| Dodger Blues in the News |
Time not on
Web site's side
by Tom Hoffarth
Los Angeles Daily News
October 11, 2004
At DodgerBlues.com, the alternative Web site that "celebrates the futility, disappointment and humor" of the team, a counter marks off the number of days, hours and minutes since the last great Dodgers moment -- Kirk Gibson's game-winning homer in the 1988 World Series.
And following the Dodgers' elimination from the postseason on Sunday night, the counter will continue, according to the site's disgruntled Web master.
"If you're satisfied just winning the division and consider that a great accomplishment, you're not much of a fan," he wrote.

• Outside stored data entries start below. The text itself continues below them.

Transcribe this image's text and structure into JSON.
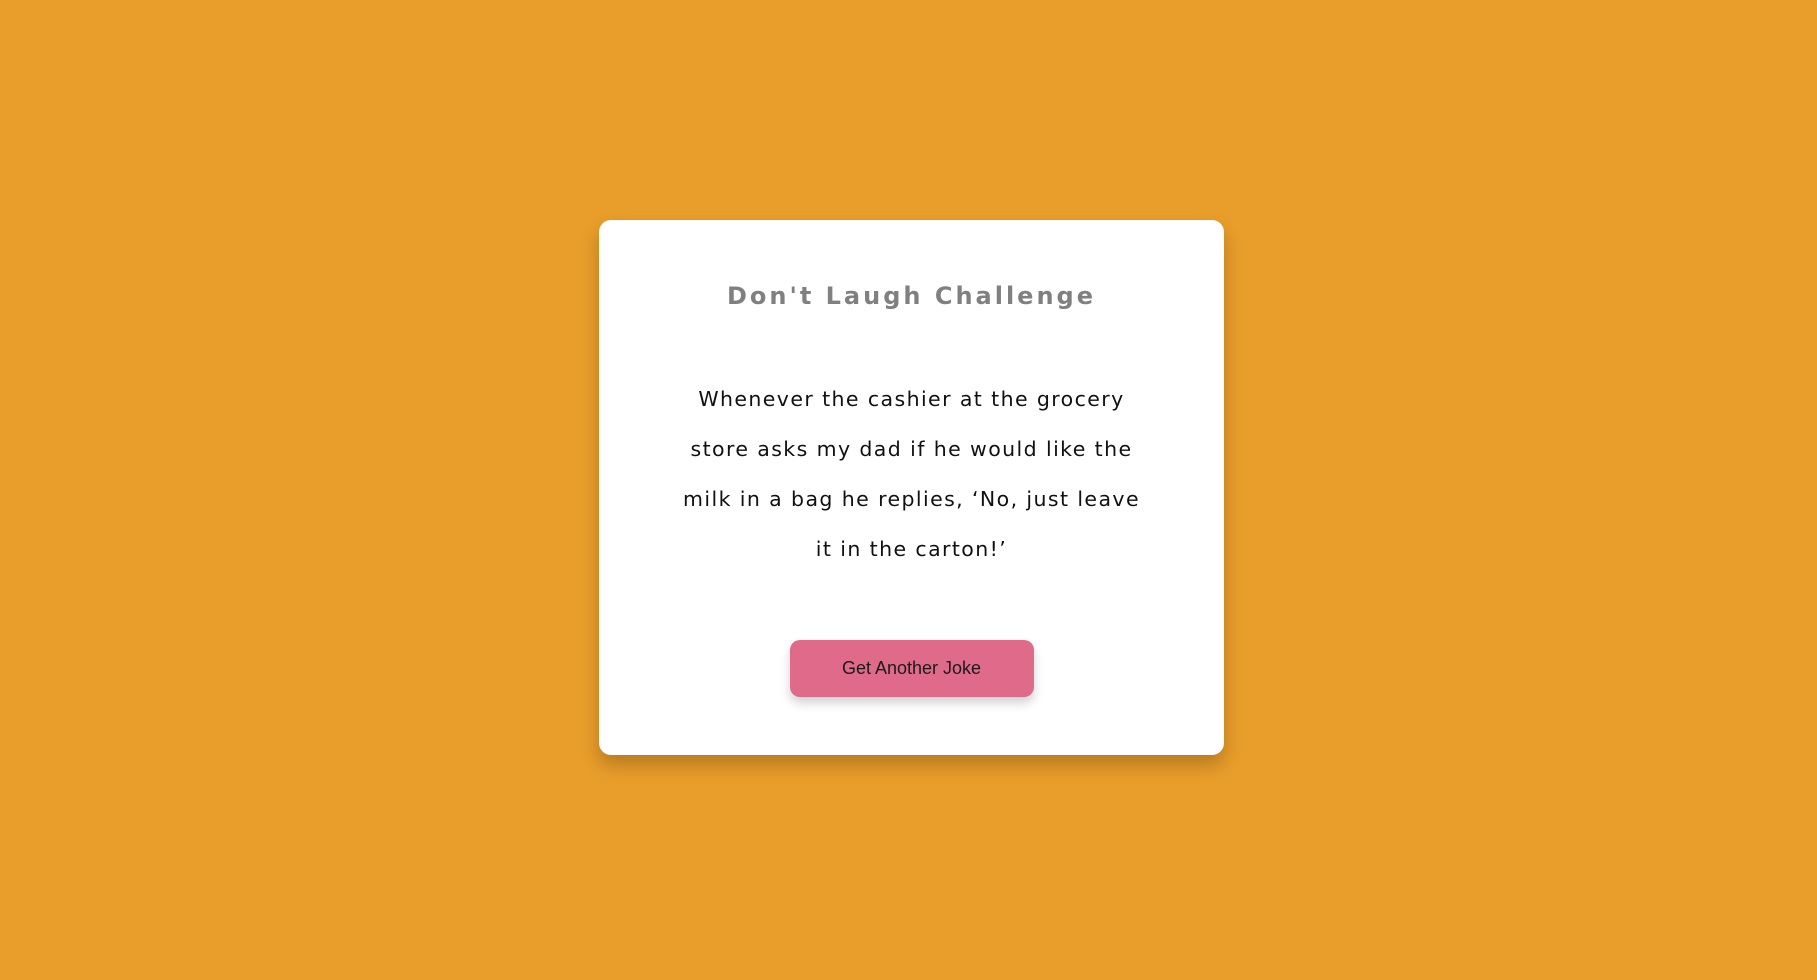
{
  "page": {
    "background_color": "#e99d2a"
  },
  "card": {
    "title": "Don't Laugh Challenge",
    "joke": "Whenever the cashier at the grocery store asks my dad if he would like the milk in a bag he replies, ‘No, just leave it in the carton!’",
    "button_label": "Get Another Joke",
    "button_color": "#e06a8a"
  }
}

Regardless, before Game 4 of the Dodgers-Cardinals series, a poll on the site asked voters: What would classify as a moment great enough to replace Gibson's home run (and thus, eliminate the counter)?
Winning with 51 percent of the vote: Dodgers win the World Series. Second, with 36 percent: Jason Grabowski makes contact. ...

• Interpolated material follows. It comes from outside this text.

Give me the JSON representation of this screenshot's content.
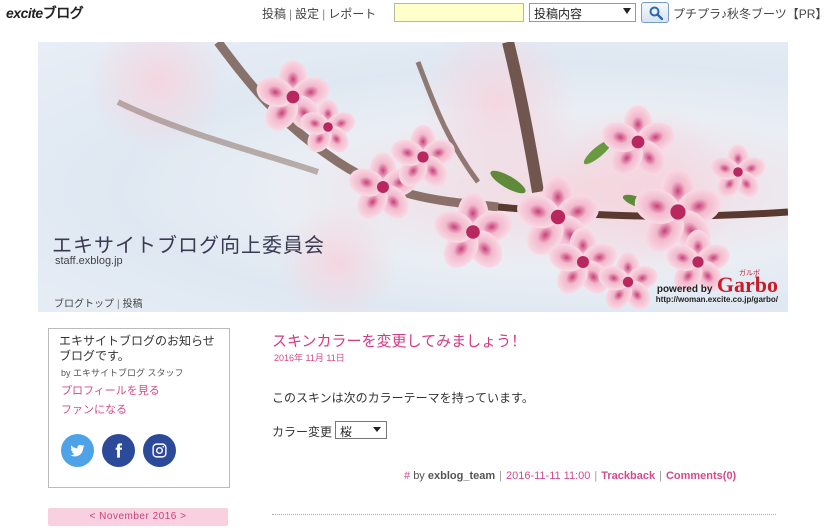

The flip side to Milton Bradley's outrageous behavior over the course of this season: Twice he was clearly on the wrong end of umpire calls in Sunday's game. TV replays showed he made a diving catch in right field in the fourth inning (ruled a drop) and then beat out a grounder in the seventh inning (ruled out). Could Bradley afford to even show the slightest bit that he was upset with either call? Are the umps not giving him the benefit of the doubt? Why didn't Jim Tracy even come out of the dugout to protest? ...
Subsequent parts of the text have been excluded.